By Sam Combest– 

Picture this: in just three weeks, you will be a college graduate, you’re pushing through classes, scheduling finals early and stressing over job interviews. You sit back and start reflecting on the last four years of college, trying to figure out where the time went. Graduation may seem a lifetime away, but looking back, it went by faster than you could say Supercalifragilisticexpialidocious.

You are about to embark on the most exciting, wild and stressful time of your life.

Now that we have all of the sappy gunk out of the way, let’s go even deeper.

It’s okay to be afraid.

Moving out and into your first dorm or apartment is probably something you dreamed about in high school. You may be walking into your empty dorm room when it hit’s you; “I’m actually in college now.”

We all have that ah-hah moment when it finally clicks. It hits everyone differently and that’s okay. You may be freaking out, realizing for the first time ever, you can’t just yell down the hall to ask your mom a question. You may be excited and feel like you’re on top of the world. You may be feeling overwhelmed with a mix of emotions, but remember, you are here. You have a purpose. You are officially a college student.

I’ll let you in on a secret though. A lot of your fellow freshman are probably feeling the same way looking around at their peers. Don’t be afraid to go sit with a stranger at the SAC that may be eating alone.

You may have a lot of worries about college, but don’t. Everyone is in the same boat.

Here comes the stereotypical “get involved” statement. 

Everyone says it but I mean it. Find the place where you belong and find people you have something in common with.

I regrettably did not get involved with the Ville’ns and The Cardinal until my senior year. Because of my involvement I got to be on the floor at every single Men’s basketball game. I got to sit in on meetings with President Bendapudi, Vince Tyra, Coach Mack and others. I got to meet tons of people through my senior year, that I otherwise would not have the opportunity to meet.

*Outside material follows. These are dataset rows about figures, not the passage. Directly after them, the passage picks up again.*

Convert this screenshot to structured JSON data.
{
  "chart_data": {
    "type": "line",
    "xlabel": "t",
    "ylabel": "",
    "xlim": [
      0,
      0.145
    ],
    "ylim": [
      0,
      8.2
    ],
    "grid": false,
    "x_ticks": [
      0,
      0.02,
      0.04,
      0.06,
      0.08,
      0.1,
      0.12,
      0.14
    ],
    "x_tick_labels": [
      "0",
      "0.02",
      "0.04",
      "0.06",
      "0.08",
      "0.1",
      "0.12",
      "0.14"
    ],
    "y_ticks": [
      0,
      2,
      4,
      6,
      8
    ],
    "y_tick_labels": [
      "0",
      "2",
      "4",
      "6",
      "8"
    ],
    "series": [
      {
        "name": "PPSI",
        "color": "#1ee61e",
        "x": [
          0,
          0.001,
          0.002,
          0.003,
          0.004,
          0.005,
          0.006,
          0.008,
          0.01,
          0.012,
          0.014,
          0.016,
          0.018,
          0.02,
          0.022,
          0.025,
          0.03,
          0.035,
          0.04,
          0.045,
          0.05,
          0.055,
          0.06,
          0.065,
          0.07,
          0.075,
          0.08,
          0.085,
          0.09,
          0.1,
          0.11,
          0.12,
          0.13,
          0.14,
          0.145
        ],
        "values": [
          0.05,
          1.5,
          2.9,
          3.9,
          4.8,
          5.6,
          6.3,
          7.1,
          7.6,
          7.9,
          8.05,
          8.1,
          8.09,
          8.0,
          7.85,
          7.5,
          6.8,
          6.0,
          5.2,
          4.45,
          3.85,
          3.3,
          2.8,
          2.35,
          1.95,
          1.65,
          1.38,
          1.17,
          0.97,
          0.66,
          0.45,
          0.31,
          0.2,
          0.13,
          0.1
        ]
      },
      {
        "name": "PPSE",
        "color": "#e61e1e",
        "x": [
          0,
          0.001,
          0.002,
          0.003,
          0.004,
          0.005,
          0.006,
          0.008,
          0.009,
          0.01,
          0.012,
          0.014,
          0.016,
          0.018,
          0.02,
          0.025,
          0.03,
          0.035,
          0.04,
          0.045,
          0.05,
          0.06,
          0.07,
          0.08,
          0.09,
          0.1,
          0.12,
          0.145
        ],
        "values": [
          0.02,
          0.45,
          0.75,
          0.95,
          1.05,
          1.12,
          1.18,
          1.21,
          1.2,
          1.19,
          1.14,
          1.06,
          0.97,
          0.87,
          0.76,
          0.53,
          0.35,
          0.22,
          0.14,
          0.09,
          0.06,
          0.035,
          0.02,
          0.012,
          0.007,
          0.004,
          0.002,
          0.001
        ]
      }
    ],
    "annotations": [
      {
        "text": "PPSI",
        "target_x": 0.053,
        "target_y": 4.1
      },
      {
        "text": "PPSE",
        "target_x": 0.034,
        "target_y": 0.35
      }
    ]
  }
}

I got to go to my first ever March Madness game in Des Moines, Iowa where I had Bill Murray sitting just four rows down from me. I got to sit at the team hotel’s bar talking with local sports journalists hearing about Murray serving the entire hotel bar food and drinks.

Self Care is important. 

You are battling school, work, family, extra curriculars, and who knows what else, but don’t forget your “me time.”

Remember this: surviving is still thriving. You may be feeling like you’re barely holding on, but you are here.

Your homework can wait. Not saying don’t do it, but if you are too overwhelmed or underwhelmed to do it, and won’t be able to turn in quality work, TALK TO YOUR PROFESSOR. Professors are there to help. They want to help so let them.

Professors are more than teachers, they can be your greatest asset when graduation time comes. They can end up being a reference or mentor, and best of all, your friend.

Failure is okay. 

I never thought I would ever have to tell my parents that I failed a class. I went from honor roll and part of National Honors society with academic awards to transferring with a 1.7 GPA looking for a fresh start.

As embarrassing as that 1.7 GPA was, I don’t think I would’ve had the same life lessons from college if I had kept with my honor roll. I learned failure happens, even more so, I learned who I was becoming and what path I didn’t want to go down. I lost more than my KHEEA money. I lost what I stood for, I lost my focus, my drive and I dropped all my goals. My failure snapped me out of it.

Coming home was a nightmare, or so I thought. I came home from my freshman year of college completely defeated, just a skeleton of who I was and even farther from who I wanted to be.

If there is anything you can take out of my failure it would be the following: go to class, reach out to your professor the second you feel behind and don’t be too proud to get a tutor. If you feel life is weighing you down, seek help. If you’re failing and it’s not due to your lack of trying, consider that maybe you were meant to go down another path.

College is a time of finding your talents and strengths and learning how to utilize them. This is your time away and your time to find yourself and your passions. You are now in charge of your journey.

If you look back and have regrets, you didn’t do it right.

Oh, and one more thing, don’t forget to call your mom and check in with your family.